The company says that doesn’t accurately reflect spending on low- or zero-carbon technologies, such as marketing or chemical units: it indicates that a third of operating and capital spending combined focus on low carbon products or services . It is expected to leave its renewable energy investment unchanged this year, and its overall guidance on capital spending between $23 billion and $27 billion unchanged.

The impression is of a company with a lot of cash and few easy ways to spend it. It cannot continue to repay the debt forever. Citi notes that oil and gas companies need strong balance sheets to weather increasingly volatile cycles, but Shell’s net debt has nearly halved since the end of 2019.

Investors, basically, don’t want to invest more. New CEO Wael Sawan talks about the need for a “balanced energy transition,” the code for “we still have to spend on oil and gas.” But history shows that with oil prices at this level “anyone punishes a huge investment budget. . . regret,” says Bernstein’s Oswald Clint.
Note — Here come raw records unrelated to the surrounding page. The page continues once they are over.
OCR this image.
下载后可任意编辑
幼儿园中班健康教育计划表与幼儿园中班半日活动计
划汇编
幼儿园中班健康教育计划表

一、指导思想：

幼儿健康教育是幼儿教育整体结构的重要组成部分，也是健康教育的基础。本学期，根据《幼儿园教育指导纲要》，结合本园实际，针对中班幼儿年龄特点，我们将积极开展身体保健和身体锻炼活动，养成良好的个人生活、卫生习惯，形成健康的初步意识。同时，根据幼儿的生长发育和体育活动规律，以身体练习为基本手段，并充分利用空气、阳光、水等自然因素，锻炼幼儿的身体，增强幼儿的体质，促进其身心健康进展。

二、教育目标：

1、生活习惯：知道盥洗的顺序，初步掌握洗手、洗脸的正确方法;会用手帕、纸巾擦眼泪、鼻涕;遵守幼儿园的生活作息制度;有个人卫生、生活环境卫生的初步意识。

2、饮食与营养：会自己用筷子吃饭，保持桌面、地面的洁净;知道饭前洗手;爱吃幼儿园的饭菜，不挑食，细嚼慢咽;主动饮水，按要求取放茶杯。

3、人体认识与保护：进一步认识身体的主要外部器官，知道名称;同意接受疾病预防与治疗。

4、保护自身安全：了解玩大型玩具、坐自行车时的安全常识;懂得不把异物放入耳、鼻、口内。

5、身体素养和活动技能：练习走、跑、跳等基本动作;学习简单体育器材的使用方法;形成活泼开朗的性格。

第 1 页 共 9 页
Sawan also argues that the world (including governments, customers and energy companies) is moving too slowly in the energy transition, which upsets unchanged investment plans. There maybe a change of strategy, or more explicit goals, on the first investor day in May. But it’s no secret that major energy corporations have struggled to find green investments that offer attractive returns.

Not too long ago, the concern was that the big oil companies didn’t have the cash flow to invest in fossil fuels, develop green businesses, and deliver the required returns to shareholders. Now the opposite is true. It’s not much clearer how they want to handle it.